A Justiça concedeu prisão domiciliar ao empresário Ademir Pereira de Andrade, de 51 anos, um dos 12 réus denunciados por envolvimento com o Primeiro Comando da Capital (PCC). A decisão, proferida pelo Superior Tribunal de Justiça (STJ) através de um habeas corpus, atende a um pedido da defesa, que alegou graves problemas de saúde e necessidade de internação em UTI. Ademir é um dos acusados no caso que investiga um esquema de lavagem de dinheiro, tráfico de drogas e corrupção, revelado após a delação de Antônio Vinícius Lopes Gritzbach, assassinado em novembro de 2024.
**Decisão Judicial e Alegações da Defesa**
A juíza Márcia Mayumi Okoda Oshiro, da 1ª Vara de Crimes Tributários, Organização Criminosa e Lavagem de Bens e Valores da Capital, acatou a decisão do STJ e determinou a expedição do alvará de soltura. A defesa de Ademir argumentou que o empresário necessita de cuidados médicos intensivos em um hospital particular, justificando a necessidade da prisão domiciliar.
**Denúncia do Ministério Público e Envolvimento de Agentes Públicos**
O Ministério Público do Estado de São Paulo (MP-SP) denunciou os 12 réus por crimes como lavagem de dinheiro, tráfico de drogas, corrupção e outros delitos. Segundo o Grupo de Atuação Especial e de Combate ao Crime Organizado (Gaeco), os acusados atuavam em conluio com o PCC. Além de Ademir, foram denunciados o advogado Ahmed Hassan Saleh, o empresário Robinson Granger Moura, e os delegados da Polícia Civil Fábio Baena Martins e Alberto Matheus Pereira Júnior.
A lista de denunciados inclui também os investigadores Eduardo Lopes Monteiro, Marcelo Marques de Souza, Marcelo Roberto Ruggieri, Valdenir Paulo de Almeida, Valmir Pinheiro, Rogério de Almeida Felício, e a esposa deste último, Danielle Bezerra dos Santos. O delegado Alberto Matheus Pereira Júnior é o único que não foi preso. Os demais agentes estão detidos no Presídio Especial da Polícia Civil.

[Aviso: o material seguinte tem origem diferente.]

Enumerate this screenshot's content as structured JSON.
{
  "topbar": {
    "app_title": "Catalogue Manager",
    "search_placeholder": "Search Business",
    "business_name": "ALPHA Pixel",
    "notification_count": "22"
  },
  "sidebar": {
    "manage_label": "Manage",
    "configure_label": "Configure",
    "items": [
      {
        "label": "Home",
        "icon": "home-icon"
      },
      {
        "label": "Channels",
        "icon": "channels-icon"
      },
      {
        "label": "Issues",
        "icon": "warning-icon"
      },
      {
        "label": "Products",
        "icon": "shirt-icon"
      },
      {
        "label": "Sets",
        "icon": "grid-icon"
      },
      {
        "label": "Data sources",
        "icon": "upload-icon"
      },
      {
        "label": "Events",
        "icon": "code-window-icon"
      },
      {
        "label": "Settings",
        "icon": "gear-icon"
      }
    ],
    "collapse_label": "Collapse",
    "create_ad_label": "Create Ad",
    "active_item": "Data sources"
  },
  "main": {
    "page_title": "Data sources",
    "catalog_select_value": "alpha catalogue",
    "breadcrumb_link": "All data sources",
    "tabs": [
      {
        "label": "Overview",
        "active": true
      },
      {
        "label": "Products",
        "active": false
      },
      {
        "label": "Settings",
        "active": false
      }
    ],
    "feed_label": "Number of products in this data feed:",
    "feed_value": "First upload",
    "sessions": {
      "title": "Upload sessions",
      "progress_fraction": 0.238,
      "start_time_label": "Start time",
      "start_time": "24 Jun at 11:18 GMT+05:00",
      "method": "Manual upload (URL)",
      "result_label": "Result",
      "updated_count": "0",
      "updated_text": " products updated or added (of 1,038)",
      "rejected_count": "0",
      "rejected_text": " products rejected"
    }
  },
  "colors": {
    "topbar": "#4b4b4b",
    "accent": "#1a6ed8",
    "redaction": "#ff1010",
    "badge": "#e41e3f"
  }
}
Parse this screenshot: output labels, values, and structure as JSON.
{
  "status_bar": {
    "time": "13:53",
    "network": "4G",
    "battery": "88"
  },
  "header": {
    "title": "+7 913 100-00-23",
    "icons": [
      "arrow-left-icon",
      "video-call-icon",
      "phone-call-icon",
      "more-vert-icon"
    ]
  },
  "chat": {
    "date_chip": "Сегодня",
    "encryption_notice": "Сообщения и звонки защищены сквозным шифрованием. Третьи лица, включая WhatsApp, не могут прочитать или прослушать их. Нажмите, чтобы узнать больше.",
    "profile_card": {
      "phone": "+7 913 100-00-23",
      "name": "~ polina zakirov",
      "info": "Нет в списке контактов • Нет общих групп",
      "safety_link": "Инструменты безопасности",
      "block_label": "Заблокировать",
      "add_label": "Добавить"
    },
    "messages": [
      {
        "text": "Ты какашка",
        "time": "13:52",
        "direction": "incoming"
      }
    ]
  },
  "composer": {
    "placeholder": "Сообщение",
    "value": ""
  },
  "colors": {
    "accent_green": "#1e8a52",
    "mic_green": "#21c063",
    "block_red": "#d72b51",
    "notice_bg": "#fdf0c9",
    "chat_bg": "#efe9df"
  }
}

**Investigação Aponta Uso da Estrutura do Estado para Favorecer o Crime**
As investigações do Gaeco revelaram que os policiais civis utilizaram a estrutura do Estado para favorecer o PCC. A Corregedoria da Polícia Civil solicitou a transferência dos agentes para uma unidade onde vigora o Regime Disciplinar Diferenciado (RDD), um sistema de punição mais rigoroso, mas o pedido foi negado pela Justiça.
O MP pediu à Justiça que os acusados paguem R$ 40 milhões pelos “danos causados pelos crimes cometidos”. A denúncia detalha que os réus usaram a estrutura do Estado para obter vantagens ilícitas, e que os delegados e investigadores se uniram a criminosos para transformar órgãos como a Polícia Civil em instrumento de enriquecimento ilícito e proteção ao crime organizado. O caso continua em andamento, com a análise das provas e o andamento das ações penais contra os acusados.